Files
mediaproc/docs/architecture/04-media-storage.md
2026-05-03 03:19:19 -03:00

2.3 KiB

Media & Artifact Storage

Overview

MPR stores everything on S3-compatible object storage. Locally that's MinIO; in any cloud target (AWS, GCS via HMAC, Cloudflare R2, etc.) it's the provider's S3 API. The code in core/storage/ uses boto3 throughout — only the endpoint URL and credentials change between environments.

What goes where

Bucket / prefix Contents Producer Consumer
mpr-media-in Source video files (chunks the user uploaded or device-recorded) user / chunker UI extract_frames stage, core/api/detect/sources.py
mpr-media-out Per-job artifacts: extracted frame caches, debug overlays pipeline stages, core/api/detect/replay.py overlays endpoints UI panels (frame strip, overlay viewer)
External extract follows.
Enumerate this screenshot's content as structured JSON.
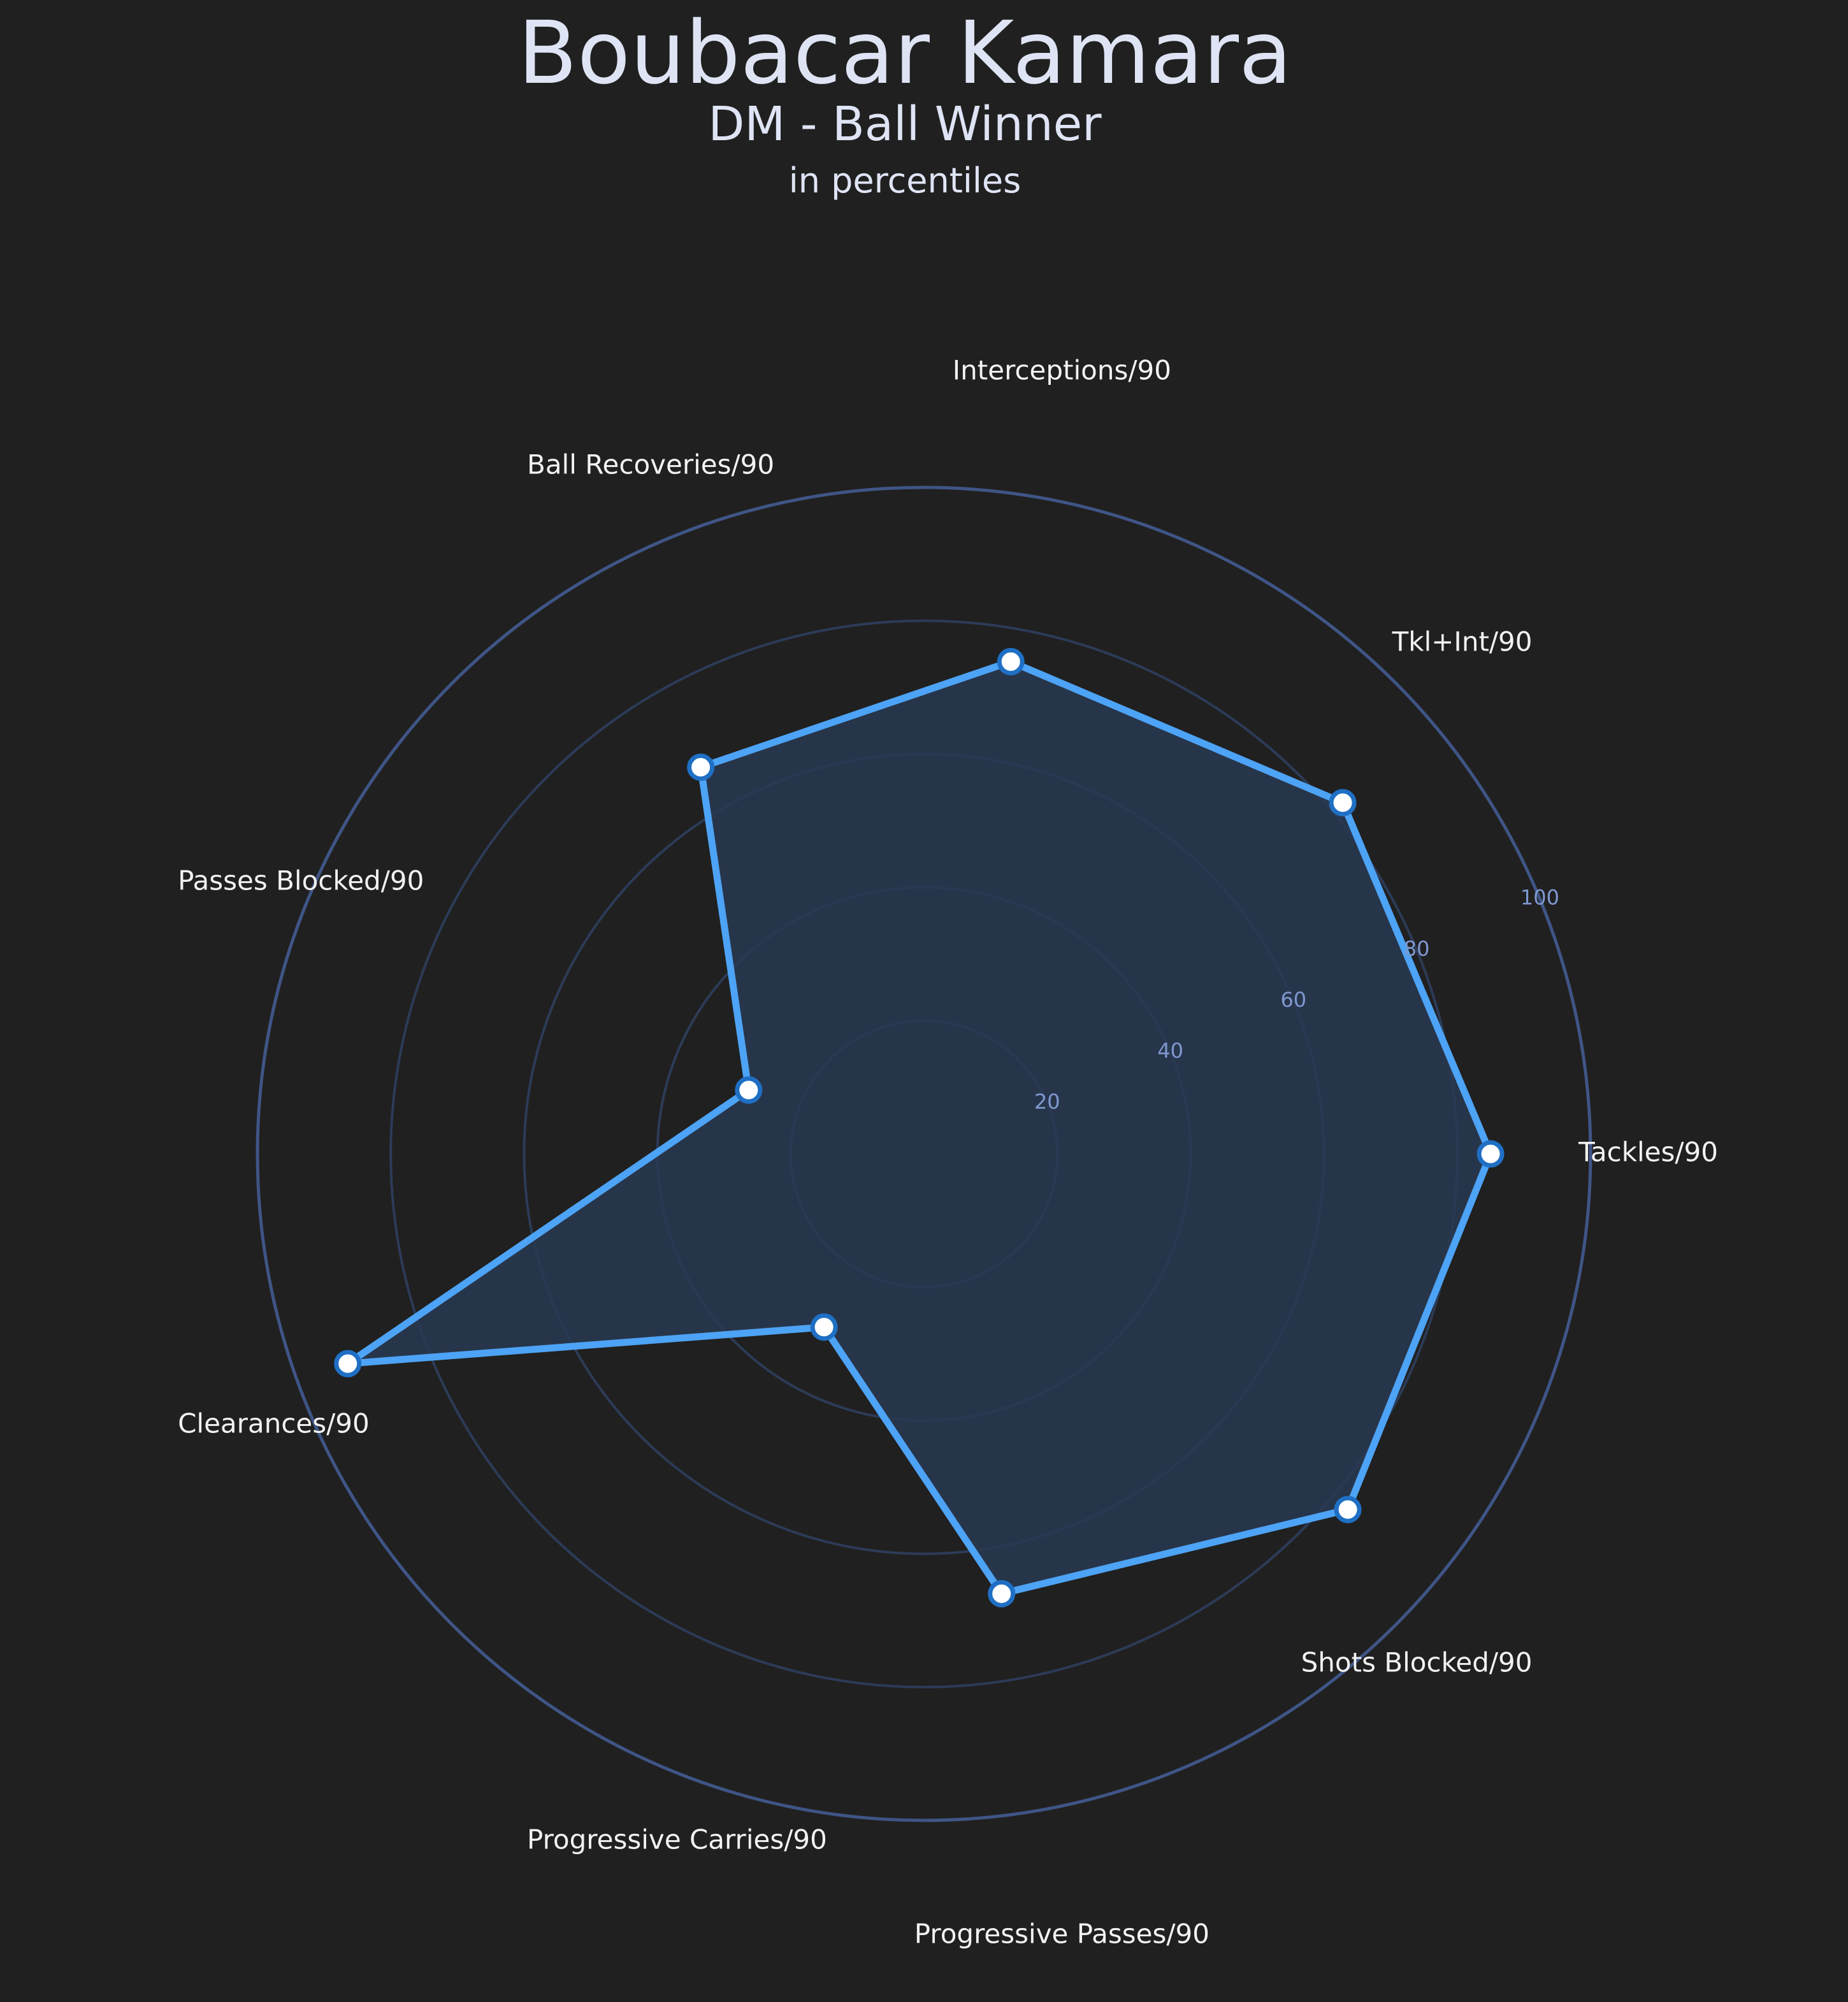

Both buckets live behind the same S3 client (core/storage/). DB rows store relative keys (e.g. chunks/2025-04-15/match-01.mp4); the bucket is implicit.

Local development (MinIO)

S3_ENDPOINT_URL=http://minio:9000
S3_BUCKET_IN=mpr-media-in
S3_BUCKET_OUT=mpr-media-out
AWS_ACCESS_KEY_ID=minioadmin
AWS_SECRET_ACCESS_KEY=minioadmin

In the Tilt setup, MinIO runs as a k8s Deployment with port-forwards for 9000 (S3 API) and 9001 (web console). A minio-init job creates the buckets on first start.

Cloud (AWS S3 / GCS / others)

# AWS S3 — no endpoint URL needed
S3_BUCKET_IN=...
S3_BUCKET_OUT=...
AWS_REGION=us-east-1
AWS_ACCESS_KEY_ID=...
AWS_SECRET_ACCESS_KEY=...

# GCS via HMAC
S3_ENDPOINT_URL=https://storage.googleapis.com
AWS_ACCESS_KEY_ID=<gcs hmac access>
AWS_SECRET_ACCESS_KEY=<gcs hmac secret>

Database vs. object storage

Heavy artifacts (frames, masks, overlays) live in MinIO/S3. The Checkpoint and StageOutput tables in Postgres (see 02-data-model.svg) hold structured outputs (detections, stats, references to S3 keys) — never blobs. Frame caches keyed by timeline_id are written by the first run of extract_frames and reused by every later replay on the same timeline.

Storage module

core/storage/ exposes the small set of helpers callers need:

from core.storage import (
    get_s3_client,
    list_objects,
    download_file,
    download_to_temp,
    upload_file,
    get_presigned_url,
    BUCKET_IN,
    BUCKET_OUT,
)

Anything else (multipart, lifecycle, versioning) is the bucket's responsibility, not the application's.